Principales activités

Main activities:

  • State-of-the-art literature on multimodal perception, affective computing, behavioral computing
  • Design and implement a multimodal multi-view perception system drawn from already existing software in the team
  • Collect ecological corpora by recording classroom sessions, collaboratively with an already-hired PhD student involved in the Teaching Lab project (working on teacher–students interactions in a context-aware classroom)
  • Propose, implement and validate new multimodal perception models

Additional activities:

  • Write articles and present results at conferences and workshops
  • Participate in project meetings


The candidate must hold a Master in Computer Sciences or in Applied Mathematics, ideally with a background in signal processing and/or machine learning.
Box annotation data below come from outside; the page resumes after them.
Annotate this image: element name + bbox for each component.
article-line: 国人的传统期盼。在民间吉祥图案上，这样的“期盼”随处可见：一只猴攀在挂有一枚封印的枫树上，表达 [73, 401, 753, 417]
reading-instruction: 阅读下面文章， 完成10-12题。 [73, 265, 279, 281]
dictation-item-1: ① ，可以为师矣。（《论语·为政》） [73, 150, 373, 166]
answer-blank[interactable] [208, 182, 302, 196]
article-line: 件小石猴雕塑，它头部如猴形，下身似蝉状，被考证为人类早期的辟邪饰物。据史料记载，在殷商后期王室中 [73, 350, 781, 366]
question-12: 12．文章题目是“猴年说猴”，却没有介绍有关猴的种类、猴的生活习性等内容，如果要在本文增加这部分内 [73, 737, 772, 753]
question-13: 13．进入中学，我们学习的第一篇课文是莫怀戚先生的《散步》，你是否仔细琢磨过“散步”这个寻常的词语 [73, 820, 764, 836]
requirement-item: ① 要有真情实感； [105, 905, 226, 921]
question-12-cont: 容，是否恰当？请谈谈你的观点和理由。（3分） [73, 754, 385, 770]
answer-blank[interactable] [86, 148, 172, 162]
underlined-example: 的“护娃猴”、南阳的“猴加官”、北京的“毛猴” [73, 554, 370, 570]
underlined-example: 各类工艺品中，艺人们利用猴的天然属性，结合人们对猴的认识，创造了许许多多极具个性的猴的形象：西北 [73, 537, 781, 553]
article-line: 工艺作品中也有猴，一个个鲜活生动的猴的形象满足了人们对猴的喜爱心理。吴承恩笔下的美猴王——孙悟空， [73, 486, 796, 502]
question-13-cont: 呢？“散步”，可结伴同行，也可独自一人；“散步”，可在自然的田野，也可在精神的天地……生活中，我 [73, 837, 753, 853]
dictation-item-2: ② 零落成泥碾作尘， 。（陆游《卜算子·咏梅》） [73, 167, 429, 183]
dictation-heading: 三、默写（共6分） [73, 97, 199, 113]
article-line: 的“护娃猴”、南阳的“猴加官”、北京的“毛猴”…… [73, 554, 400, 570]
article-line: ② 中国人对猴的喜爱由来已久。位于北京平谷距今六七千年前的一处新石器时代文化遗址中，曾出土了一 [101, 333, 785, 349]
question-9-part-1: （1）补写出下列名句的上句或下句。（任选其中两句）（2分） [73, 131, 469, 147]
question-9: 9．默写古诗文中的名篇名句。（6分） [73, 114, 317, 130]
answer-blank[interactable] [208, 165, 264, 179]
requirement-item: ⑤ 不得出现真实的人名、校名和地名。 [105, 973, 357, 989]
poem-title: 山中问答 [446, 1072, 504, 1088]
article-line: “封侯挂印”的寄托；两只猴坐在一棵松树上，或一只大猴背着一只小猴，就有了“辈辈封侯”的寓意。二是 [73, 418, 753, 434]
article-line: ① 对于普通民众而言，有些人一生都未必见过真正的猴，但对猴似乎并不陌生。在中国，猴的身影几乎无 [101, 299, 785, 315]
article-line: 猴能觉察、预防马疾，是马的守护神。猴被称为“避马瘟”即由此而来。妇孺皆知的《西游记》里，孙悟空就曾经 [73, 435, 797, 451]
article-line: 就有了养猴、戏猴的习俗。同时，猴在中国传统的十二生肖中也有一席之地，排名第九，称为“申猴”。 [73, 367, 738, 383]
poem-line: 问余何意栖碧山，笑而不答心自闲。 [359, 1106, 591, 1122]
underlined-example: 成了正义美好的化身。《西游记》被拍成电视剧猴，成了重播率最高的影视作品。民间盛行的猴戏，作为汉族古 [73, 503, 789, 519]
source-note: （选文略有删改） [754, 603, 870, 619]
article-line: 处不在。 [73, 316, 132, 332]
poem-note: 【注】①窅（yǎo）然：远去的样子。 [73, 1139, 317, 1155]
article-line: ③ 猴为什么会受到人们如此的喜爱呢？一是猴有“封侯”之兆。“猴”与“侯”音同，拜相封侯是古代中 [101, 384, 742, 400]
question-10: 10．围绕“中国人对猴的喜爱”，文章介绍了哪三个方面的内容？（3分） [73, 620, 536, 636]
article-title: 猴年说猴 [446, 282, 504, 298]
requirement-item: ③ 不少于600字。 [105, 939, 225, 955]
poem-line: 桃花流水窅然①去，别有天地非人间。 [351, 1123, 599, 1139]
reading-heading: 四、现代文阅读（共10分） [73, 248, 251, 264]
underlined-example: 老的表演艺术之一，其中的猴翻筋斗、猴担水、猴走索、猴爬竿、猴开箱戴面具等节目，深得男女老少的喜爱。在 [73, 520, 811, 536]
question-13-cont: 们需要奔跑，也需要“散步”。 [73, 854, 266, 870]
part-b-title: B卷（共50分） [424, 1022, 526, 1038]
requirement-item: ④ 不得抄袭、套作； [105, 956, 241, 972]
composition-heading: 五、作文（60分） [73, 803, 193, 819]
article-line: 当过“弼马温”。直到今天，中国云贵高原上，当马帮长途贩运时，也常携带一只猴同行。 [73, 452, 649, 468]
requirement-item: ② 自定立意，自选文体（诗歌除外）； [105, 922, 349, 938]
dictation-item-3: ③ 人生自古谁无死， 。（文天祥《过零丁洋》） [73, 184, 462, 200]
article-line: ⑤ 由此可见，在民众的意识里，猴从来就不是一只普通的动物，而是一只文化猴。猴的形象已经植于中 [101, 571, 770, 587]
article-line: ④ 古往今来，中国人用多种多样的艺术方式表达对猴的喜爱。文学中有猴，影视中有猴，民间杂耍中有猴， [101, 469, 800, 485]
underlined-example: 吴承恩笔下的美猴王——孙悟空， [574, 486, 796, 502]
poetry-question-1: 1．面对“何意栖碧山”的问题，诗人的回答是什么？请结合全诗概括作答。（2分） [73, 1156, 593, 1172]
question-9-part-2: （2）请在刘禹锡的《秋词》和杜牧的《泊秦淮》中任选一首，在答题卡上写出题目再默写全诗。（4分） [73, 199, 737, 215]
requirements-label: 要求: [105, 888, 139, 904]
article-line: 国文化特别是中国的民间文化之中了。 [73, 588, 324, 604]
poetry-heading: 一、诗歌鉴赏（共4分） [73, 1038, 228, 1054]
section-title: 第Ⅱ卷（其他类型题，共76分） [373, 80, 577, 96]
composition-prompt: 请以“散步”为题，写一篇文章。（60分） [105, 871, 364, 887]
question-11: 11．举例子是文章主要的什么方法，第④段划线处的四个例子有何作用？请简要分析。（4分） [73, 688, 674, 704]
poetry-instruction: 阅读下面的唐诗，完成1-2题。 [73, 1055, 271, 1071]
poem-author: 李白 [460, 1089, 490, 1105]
Good programming skills are also required (C++, python).


  • Subsidized meals
  • Partial reimbursement of public transport costs
  • Leave: 7 weeks of annual leave + 10 extra days off due to RTT (statutory reduction in working hours) + possibility of exceptional leave (sick children, moving home, etc.)
  • Possibility of teleworking (after 6 months of employment) and flexible organization of working hours
  • Professional equipment available (videoconferencing, loan of computer equipment, etc.)
  • Social, cultural and sports events and activities
  • Access to vocational training
  • Social security coverage


Salary (before taxes) : 1982€ gross/month for 1st and 2nd year. 2085€ gross/month for 3rd year.